Perhaps this can all be traced back to Balenciaga’s apocalyptic fall 2020 presentation, which has proven to be as, if not more, prophetic as it seemed at the time. Taking place on the first day of March 2020 in Paris, just before the coronavirus pandemic shut down Europe, Demna Gvasalia sent rubberized, suspended-heel FiveFingers toe shoes down a runway covered in water, its coveted front-row seats entirely submerged. A few months later, West released the aforementioned Foam Runner, whose otherworldly, trypophobia-triggering silhouette quickly became so ubiquitous (and meme’d) that it’s startling to remember that they were only released last summer. And of course, as the stars would cross, Ye made Balenciaga FW20 part of his—and his estranged wife, Kim Kardashian West’s—official uniform for the Donda era.

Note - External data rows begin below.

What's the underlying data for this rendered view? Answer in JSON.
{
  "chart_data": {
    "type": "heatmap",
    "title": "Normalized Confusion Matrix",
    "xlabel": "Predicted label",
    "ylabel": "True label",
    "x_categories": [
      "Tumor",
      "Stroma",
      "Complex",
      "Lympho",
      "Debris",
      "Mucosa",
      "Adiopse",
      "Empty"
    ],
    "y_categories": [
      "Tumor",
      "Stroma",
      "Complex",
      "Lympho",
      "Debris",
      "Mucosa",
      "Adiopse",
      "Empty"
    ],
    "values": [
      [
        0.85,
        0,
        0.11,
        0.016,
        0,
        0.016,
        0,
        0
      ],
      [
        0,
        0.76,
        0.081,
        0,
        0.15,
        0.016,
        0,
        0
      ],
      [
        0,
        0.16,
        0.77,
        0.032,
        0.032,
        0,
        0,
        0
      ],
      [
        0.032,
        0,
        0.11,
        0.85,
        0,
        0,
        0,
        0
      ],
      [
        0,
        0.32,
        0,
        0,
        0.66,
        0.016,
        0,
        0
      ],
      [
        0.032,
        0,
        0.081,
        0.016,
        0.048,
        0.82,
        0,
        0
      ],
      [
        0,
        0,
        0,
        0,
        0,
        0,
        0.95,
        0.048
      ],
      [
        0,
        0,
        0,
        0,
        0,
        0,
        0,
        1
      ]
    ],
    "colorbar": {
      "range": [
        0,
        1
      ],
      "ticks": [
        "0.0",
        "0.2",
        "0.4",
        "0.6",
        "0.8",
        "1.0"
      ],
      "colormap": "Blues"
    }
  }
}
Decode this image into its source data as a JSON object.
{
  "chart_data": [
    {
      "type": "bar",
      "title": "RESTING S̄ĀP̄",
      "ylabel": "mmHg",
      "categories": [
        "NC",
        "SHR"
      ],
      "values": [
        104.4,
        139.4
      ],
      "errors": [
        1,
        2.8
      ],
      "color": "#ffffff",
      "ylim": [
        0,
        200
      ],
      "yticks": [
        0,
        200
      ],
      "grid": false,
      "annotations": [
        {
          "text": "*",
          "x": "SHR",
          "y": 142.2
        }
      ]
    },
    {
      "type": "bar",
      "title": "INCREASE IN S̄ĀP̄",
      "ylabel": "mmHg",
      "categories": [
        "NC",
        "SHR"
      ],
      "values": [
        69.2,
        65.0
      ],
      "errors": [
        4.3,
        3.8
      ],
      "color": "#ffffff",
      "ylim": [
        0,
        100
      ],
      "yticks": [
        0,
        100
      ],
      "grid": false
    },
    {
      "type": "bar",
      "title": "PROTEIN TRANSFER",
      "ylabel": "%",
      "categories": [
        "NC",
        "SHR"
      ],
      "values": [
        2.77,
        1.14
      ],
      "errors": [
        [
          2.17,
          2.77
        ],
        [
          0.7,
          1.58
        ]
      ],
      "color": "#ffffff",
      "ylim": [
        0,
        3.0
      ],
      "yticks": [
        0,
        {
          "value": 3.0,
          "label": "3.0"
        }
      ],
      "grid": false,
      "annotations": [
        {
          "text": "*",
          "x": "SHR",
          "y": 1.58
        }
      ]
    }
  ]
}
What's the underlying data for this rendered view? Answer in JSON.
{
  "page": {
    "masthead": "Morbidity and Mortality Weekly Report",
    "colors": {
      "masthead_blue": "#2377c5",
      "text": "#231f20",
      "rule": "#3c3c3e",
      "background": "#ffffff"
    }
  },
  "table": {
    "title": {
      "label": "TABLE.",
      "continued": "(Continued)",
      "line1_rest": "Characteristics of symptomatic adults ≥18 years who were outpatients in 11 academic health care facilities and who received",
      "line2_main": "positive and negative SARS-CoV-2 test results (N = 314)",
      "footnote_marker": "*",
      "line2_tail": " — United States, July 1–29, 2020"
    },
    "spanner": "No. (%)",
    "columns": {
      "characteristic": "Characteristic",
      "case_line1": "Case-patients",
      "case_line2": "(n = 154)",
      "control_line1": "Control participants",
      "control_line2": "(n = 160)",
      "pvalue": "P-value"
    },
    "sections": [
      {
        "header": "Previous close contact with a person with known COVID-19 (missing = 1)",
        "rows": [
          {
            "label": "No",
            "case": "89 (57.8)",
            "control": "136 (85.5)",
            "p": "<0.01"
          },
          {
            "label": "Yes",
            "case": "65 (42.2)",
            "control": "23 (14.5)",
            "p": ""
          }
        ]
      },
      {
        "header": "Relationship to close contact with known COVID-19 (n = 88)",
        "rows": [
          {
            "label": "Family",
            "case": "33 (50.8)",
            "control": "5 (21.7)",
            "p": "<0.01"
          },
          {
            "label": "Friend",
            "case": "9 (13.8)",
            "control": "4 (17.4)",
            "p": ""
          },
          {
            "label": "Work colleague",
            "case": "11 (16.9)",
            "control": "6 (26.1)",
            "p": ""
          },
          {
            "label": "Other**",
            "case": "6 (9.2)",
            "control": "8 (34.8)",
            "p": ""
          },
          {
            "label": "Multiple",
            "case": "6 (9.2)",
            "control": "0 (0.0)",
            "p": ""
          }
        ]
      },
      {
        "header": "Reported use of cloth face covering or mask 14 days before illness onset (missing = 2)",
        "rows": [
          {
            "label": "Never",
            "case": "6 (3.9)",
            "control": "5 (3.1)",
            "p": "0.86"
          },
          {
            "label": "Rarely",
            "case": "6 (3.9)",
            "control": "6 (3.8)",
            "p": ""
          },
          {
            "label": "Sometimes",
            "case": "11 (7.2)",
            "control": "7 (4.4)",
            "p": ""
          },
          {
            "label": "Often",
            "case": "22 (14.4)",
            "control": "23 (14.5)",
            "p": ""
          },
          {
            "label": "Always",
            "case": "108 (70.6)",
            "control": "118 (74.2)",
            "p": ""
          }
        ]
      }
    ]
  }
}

But the question remains: who’s actually wearing these? For all of their Balenciaga love, neither Kim nor Kanye have taken the frog leap into a pair of Demna-designed toe shoes. (Rihanna, naturally, has been spotted in a heeled version.) For all of the trend pieces, when are we going to start seeing people wear softshell water shoes to the mall? There’s something polarizing about its second-skin construction—so flush to the foot, nearly demure—that toes the line of vulnerability. But a Kanye co-sign has a way of making the most unlikely things cool. Perhaps the tides are turning.